Prediction of protein secondary structure at better than 70% accuracy

TitlePrediction of protein secondary structure at better than 70% accuracy
Publication TypeJournal Article
Year of Publication1993
AuthorsRost, B, Sander, C
JournalJ Mol Biol
KeywordsMathematical Computing Membrane Proteins *Neural Networks (Computer) *Protein Structure, Secondary Reproducibility of Results Sequence Alignment/*methods

We have trained a two-layered feed-forward neural network on a non-redundant data base of 130 protein chains to predict the secondary structure of water-soluble proteins. A new key aspect is the use of evolutionary information in the form of multiple sequence alignments that are used as input in place of single sequences. The inclusion of protein family information in this form increases the prediction accuracy by six to eight percentage points. A combination of three levels of networks results in an overall three-state accuracy of 70.8% for globular proteins (sustained performance). If four membrane protein chains are included in the evaluation, the overall accuracy drops to 70.2%. The prediction is well balanced between alpha-helix, beta-strand and loop: 65% of the observed strand residues are predicted correctly.
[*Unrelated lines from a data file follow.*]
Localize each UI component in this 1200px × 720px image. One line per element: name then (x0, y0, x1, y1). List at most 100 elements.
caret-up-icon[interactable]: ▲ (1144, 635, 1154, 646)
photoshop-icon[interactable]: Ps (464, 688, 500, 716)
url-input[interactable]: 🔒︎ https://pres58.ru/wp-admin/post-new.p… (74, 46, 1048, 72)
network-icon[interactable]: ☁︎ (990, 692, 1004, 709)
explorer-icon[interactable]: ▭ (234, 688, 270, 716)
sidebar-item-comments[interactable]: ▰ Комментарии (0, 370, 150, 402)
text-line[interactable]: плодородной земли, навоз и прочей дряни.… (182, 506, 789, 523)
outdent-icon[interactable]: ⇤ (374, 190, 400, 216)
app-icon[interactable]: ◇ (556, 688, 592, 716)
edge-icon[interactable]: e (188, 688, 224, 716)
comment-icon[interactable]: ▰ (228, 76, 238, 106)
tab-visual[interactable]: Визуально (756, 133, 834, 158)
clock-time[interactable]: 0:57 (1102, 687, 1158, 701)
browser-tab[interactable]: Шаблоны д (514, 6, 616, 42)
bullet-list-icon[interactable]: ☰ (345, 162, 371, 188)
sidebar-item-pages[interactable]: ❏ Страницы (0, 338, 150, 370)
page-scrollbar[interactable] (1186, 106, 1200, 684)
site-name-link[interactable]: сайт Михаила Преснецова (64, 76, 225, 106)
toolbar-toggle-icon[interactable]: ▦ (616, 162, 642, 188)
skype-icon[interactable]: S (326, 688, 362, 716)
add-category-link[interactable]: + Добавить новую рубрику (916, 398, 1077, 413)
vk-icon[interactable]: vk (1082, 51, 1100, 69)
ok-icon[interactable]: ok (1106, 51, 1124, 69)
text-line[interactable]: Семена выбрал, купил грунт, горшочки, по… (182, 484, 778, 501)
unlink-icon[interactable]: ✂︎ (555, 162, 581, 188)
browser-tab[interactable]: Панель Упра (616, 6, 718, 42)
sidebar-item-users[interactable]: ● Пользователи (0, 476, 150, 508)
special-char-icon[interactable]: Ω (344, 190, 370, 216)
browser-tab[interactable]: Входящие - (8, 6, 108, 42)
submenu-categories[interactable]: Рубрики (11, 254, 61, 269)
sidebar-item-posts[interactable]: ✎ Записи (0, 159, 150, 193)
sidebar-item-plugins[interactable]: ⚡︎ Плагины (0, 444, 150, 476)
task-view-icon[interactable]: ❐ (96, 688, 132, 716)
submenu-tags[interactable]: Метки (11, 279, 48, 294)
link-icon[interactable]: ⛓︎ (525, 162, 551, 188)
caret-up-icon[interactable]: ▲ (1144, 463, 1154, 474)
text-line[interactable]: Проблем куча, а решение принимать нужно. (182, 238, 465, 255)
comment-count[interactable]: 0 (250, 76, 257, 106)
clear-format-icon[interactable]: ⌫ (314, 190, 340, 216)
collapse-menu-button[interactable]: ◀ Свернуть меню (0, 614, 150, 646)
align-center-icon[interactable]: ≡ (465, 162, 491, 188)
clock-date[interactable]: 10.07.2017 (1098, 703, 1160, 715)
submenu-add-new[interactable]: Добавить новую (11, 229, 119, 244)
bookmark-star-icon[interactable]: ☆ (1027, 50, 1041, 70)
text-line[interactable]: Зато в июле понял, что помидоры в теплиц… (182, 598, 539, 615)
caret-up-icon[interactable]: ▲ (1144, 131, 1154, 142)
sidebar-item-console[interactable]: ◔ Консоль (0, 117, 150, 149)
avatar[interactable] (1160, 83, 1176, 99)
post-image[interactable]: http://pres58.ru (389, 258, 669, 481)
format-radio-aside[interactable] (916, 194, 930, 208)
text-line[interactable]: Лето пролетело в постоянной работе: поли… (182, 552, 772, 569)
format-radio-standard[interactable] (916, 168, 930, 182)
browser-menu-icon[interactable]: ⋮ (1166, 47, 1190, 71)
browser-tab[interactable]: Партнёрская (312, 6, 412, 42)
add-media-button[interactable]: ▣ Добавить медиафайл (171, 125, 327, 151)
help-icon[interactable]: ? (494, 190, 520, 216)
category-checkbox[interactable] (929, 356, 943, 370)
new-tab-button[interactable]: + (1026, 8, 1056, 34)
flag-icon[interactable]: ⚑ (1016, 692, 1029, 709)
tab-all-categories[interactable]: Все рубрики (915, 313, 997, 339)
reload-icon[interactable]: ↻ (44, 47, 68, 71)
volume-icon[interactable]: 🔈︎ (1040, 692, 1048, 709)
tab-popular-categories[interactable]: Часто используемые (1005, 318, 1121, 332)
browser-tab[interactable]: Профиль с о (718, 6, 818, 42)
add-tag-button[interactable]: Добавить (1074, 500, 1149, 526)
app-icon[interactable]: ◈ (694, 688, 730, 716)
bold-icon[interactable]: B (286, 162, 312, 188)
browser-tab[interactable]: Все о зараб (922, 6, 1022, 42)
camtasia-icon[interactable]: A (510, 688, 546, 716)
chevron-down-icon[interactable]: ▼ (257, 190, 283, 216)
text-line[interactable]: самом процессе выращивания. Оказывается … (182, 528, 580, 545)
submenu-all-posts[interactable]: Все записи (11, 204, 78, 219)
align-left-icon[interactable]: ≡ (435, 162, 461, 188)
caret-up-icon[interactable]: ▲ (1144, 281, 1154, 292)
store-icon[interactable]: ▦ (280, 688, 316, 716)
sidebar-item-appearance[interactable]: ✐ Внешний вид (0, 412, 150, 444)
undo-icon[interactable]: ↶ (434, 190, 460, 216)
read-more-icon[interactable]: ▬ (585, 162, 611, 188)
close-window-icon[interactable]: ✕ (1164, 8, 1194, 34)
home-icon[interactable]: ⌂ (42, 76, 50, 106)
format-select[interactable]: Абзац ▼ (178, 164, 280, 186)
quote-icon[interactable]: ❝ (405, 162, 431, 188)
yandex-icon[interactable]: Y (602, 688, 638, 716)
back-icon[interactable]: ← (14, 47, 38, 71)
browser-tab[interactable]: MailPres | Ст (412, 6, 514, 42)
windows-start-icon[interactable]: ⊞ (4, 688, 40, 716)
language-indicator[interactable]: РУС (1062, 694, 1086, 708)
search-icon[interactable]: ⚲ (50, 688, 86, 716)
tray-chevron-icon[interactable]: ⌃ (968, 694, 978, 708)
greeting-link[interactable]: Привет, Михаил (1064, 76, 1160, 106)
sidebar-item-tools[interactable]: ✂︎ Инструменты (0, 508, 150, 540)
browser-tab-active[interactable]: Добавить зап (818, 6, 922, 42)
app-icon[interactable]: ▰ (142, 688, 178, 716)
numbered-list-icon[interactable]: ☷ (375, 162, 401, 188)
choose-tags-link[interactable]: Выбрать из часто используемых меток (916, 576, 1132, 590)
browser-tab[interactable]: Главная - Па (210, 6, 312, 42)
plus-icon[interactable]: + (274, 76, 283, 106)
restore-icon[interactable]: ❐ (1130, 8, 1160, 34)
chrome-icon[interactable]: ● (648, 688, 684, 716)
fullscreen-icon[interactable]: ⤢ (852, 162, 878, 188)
The accuracy in predicting the content of three secondary structure types is comparable to that of circular dichroism spectroscopy. The performance accuracy is verified by a sevenfold cross-validation test, and an additional test on 26 recently solved proteins. Of particular practical importance is the definition of a position-specific reliability index. For half of the residues predicted with a high level of reliability the overall accuracy increases to better than 82%. A further strength of the method is the more realistic prediction of segment length. The protein family prediction method is available for testing by academic researchers via an electronic mail server.